Cobija estelar
De niño temía a las luces que se colaban en la oscuridad de mi cuarto. Por más que mi madre cerrara las cortinas, la tela deshilachada dejaba hendiduras, como pequeños ojos curiosos que otorgaban paso a los rayos de los faroles callejeros.
Luna tras luna, mi madre intentaba calmarme e insistía en que pensara en las luces como estrellas; tomaba un carboncillo y con rápidos movimientos, las trazaba en el piso y las paredes mientras me contaba sus nombres hasta el cansancio. Pero cuando estaba por caer rendido, los destellos de los automóviles avivaban mis miedos. Mi madre solo sonreía al verme temblar, y sin dejar de recitar los nombres, me tapaba con la cobija hasta la cabeza para ahogar el tintineo callejero. Era la única manera en que podía dormir: debajo de aquella oscuridad absoluta.
Hasta que una luna llena, mi madre fue asesinada, inmóvil ante dos fulgores de un cañón y la luz de una linterna que parpadeaba errante al huir del departamento.
Al llegar a mi adolescencia, la cobija dejó de bastar. Nuevas luces se interponían en mi vida y transformaban pesadillas: a veces, una simple chispa en un cable pelado era suficiente para crear monstruos de sombras en el techo; en otras ocasiones, el brillo del pasillo se colaba por el vano de la puerta para perderse entre la ropa y despertar rostros amorfos en la pared.
Noche tras noche me aferraba a encontrar una solución. Arranqué los cables de la pared hasta hacerlos añicos. Esperé tres días por aquellos pequeños relámpagos, los cuales no volvieron a aparecer. Sonreí, la destrucción había sido fácil, tanto como llevar una cobija hasta mi cabeza. Fundir los focos en el pasillo del edificio fue más tardado, pero después de una semana de trabajo constante, el arrendador se cansó de la reposición y dejó a los inquilinos a su propia suerte oscura. Hubiera sido sencillo seguir allí, en el silencio que solo la ausencia de luz puede dar, acostado a la espera de nada. Pero una vez más, los monstruos encontraron grietas en la delgada pared y se colaron en la habitación como finos rayos rojizos. Si querían pertenecer a ese espectro de la luz, les ofrecería un tributo de sangre para acallar sus formas.
Con linterna en mano, toqué a la puerta de mis vecinos, un par de jóvenes de cuerpos cansados y ánimos sin descanso, a la espera de alguna visita que los reanimara a subir el volumen de la música y espantar el cansancio que se acumulaba con cada noche de juerga. En aquella semioscuridad, mi linterna no se prendió, más bien, con cada golpe apagaba la luz de sus vidas.

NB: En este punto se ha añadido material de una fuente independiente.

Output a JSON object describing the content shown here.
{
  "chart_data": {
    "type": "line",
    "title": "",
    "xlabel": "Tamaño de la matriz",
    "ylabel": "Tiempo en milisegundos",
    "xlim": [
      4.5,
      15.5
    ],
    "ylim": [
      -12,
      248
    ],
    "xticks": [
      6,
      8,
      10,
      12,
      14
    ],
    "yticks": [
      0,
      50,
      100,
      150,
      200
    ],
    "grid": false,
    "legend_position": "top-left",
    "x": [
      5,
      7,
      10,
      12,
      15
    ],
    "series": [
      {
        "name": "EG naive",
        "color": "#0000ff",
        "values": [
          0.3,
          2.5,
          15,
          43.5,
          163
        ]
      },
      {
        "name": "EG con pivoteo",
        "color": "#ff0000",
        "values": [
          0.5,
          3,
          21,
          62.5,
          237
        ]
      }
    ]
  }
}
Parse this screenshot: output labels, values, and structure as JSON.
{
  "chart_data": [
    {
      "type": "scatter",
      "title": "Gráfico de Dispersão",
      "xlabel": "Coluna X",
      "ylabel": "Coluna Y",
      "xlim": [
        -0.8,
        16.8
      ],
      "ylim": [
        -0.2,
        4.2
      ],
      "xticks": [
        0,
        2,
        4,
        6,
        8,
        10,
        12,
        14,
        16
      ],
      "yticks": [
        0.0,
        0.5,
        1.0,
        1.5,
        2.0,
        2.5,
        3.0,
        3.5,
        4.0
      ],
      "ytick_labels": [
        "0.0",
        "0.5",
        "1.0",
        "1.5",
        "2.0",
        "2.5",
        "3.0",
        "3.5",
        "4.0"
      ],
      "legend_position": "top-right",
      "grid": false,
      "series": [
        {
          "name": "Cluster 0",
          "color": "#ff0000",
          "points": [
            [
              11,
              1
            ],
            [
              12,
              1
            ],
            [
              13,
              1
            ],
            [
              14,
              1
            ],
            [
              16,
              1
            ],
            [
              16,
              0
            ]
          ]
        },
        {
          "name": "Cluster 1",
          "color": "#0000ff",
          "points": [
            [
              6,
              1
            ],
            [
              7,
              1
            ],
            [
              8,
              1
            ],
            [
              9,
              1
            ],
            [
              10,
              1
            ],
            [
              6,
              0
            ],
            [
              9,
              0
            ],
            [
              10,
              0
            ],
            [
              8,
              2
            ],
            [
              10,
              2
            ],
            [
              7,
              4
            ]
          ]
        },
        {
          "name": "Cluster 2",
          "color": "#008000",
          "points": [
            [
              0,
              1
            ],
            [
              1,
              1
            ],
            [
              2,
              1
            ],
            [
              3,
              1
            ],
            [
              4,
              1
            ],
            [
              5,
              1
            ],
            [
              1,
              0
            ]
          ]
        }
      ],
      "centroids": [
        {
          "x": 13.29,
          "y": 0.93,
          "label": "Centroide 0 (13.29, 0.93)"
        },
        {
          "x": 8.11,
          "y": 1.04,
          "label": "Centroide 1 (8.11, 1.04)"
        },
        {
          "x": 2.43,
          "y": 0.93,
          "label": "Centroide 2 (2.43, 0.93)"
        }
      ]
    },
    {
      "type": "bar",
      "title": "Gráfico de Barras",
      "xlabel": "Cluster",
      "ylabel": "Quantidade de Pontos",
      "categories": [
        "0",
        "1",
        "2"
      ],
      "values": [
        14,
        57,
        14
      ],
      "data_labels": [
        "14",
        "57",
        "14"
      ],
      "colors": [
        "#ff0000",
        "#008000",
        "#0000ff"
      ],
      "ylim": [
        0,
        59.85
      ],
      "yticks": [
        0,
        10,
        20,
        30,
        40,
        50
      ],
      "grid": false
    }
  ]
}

De nuevo, todo pudo haber terminado ahí, en un rojo profundo secándose hasta la negrura, pero llegaron más sombras, vestidas por las velas de inquilinos curiosos. De una en una, fui soplando las llamas.
Pero mi sorpresa fue muy grande al extinguir cada una de las flamas y salir de aquel edificio. Jamás había estado afuera, y el verme rodeado de luces que parecían observarme entre guiños resplandecientes me puso a temblar. Estaba seguro de que con tiempo podría apagarlas, aunque me llevara la vida en ello. Pero más allá de ellas, muy lejos de mi alcance y como en las pesadillas de mi infancia, estaban cientos de puntos luminosos en un techo oscuro. Era la primera vez que tenía el cielo sobre mi cabeza y podía ver las estrellas, blancas y trepidantes como la vida. El miedo invadió mi razón y corrí hasta mi departamento. Entre sollozos, me hinqué en medio de la sala, justo en el centro de la gran estrella de cinco puntas que mi madre había tallado en el piso cada luna llena, y recité los nombres incomprensibles que noche tras noche me repetía.
Las luces dejaron de entrar por las cortinas rasgadas. En lo alto, una sombra engullía las estrellas. Por fin, mi cobija tapaba el mundo.